If you only take three things from this:

  1. Four roles: decider, scout, local, treasurer. Name them on day one.
  2. No-one holds more than two. If someone is, redistribute or shrink the trip.
  3. The decider is the role groups forget. Name it explicitly even if it feels low-status — without it, every vote gets relitigated.

Where this fits

This piece is the team-shape complement to the main planning manual. The manual sets up the system; the four roles distribute the load. The 80% consensus rule is what the decider enforces. The expense fronting piece is what the treasurer owns.

Wendir's seven specialist agents are roughly mapped to the human roles: Scout proposes places from links, Local verifies, Moneybags runs the treasurer's math. The decider role stays human — for good reason. Some calls shouldn't be automated. iOS-first, closed beta. Waitlist.

More from the Group Trip Operating Manual


Written by the Wendir team. Last updated: 15 May 2026.

Common questions

Do we really need to assign roles for a group trip?+

Not formally — no job titles, no Slack channels. But the four roles (decider, scout, local, treasurer) get filled either way. If you don't name them, one person fills three of them by accident and gets burned out. Naming them just makes the implicit explicit.
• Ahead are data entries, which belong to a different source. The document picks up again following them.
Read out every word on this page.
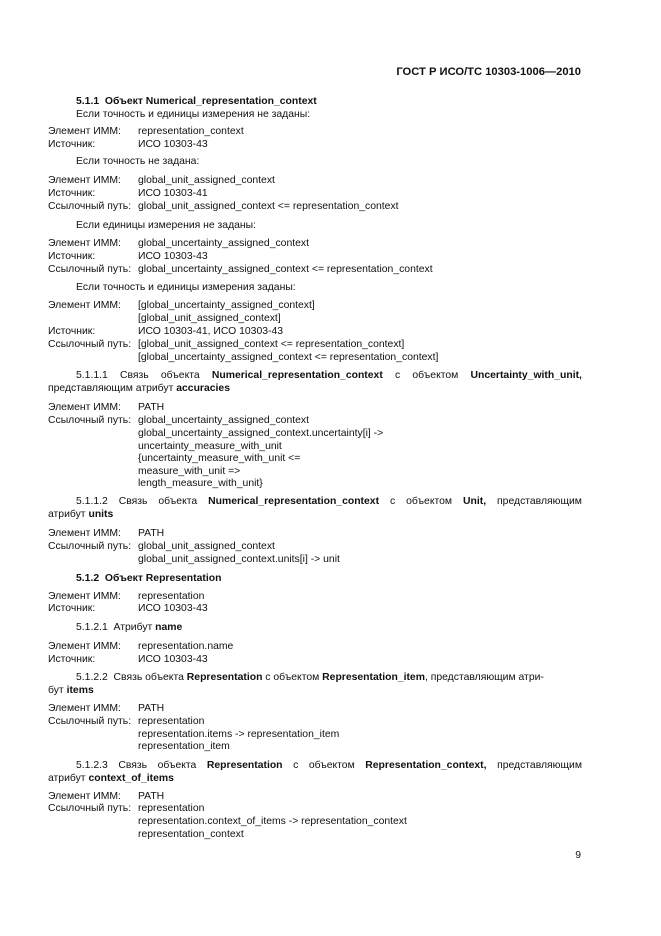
ГОСТ Р ИСО/ТС 10303-1006—2010
5.1.1 Объект Numerical_representation_context
Если точность и единицы измерения не заданы:
Элемент ИММ: representation_context
Источник:	ИСО 10303-43
Если точность не задана:
Элемент ИММ: global_unit_assigned_context
Источник:	ИСО 10303-41
Ссылочный путь: global_unit_assigned_context <= representation_context
Если единицы измерения не заданы:
Элемент ИММ: global_uncertainty_assigned_context
Источник:	ИСО 10303-43
Ссылочный путь: global_uncertainty_assigned_context <= representation_context
Если точность и единицы измерения заданы:
Элемент ИММ: [global_uncertainty_assigned_context]
[global_unit_assigned_context]
Источник:	ИСО 10303-41, ИСО 10303-43
Ссылочный путь: [global_unit_assigned_context <= representation_context]
[global_uncertainty_assigned_context <= representation_context]
5.1.1.1 Связь объекта Numerical_representation_context с объектом Uncertainty_with_unit,
представляющим атрибут accuracies
Элемент ИММ: PATH
Ссылочный путь: global_uncertainty_assigned_context
global_uncertainty_assigned_context.uncertainty[i] ->
uncertainty_measure_with_unit
{uncertainty_measure_with_unit <=
measure_with_unit =>
length_measure_with_unit}
5.1.1.2 Связь объекта Numerical_representation_context с объектом Unit, представляющим
атрибут units
Элемент ИММ: PATH
Ссылочный путь: global_unit_assigned_context
global_unit_assigned_context.units[i] -> unit
5.1.2 Объект Representation
Элемент ИММ: representation
Источник:	ИСО 10303-43
5.1.2.1  Атрибут name
Элемент ИММ: representation.name
Источник:	ИСО 10303-43
5.1.2.2  Связь объекта Representation с объектом Representation_item, представляющим атри-
бут items
Элемент ИММ: PATH
Ссылочный путь: representation
representation.items -> representation_item
representation_item
5.1.2.3 Связь объекта Representation с объектом Representation_context, представляющим
атрибут context_of_items
Элемент ИММ: PATH
Ссылочный путь: representation
representation.context_of_items -> representation_context
representation_context
9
Which role is the unpaid PM?+

The unpaid PM is what happens when one person ends up filling three or four roles because nobody else did. The fix isn't to be a better PM — it's to redistribute the roles so no single person carries more than two.

What's the role groups always forget?+

Decider. Groups will happily fill scout, local, and treasurer through enthusiasm or accident — but the role that breaks ties and enforces decision rules is the one nobody volunteers for. Without an explicit decider, every vote gets relitigated and the system stalls.

Can one person hold multiple roles?+

Yes — most can hold two. Nobody should hold three. If you're holding all four, you're the unpaid PM and the trip is structurally broken before it leaves the planning chat. The whole point of naming the roles is so the load gets distributed.

What if nobody wants to be the treasurer?+

Rotate it across trips, or appoint by lottery. If literally no-one will own the expenses, that's a signal the trip might not have enough trust to survive the settlement phase. Address that before booking flights, not after.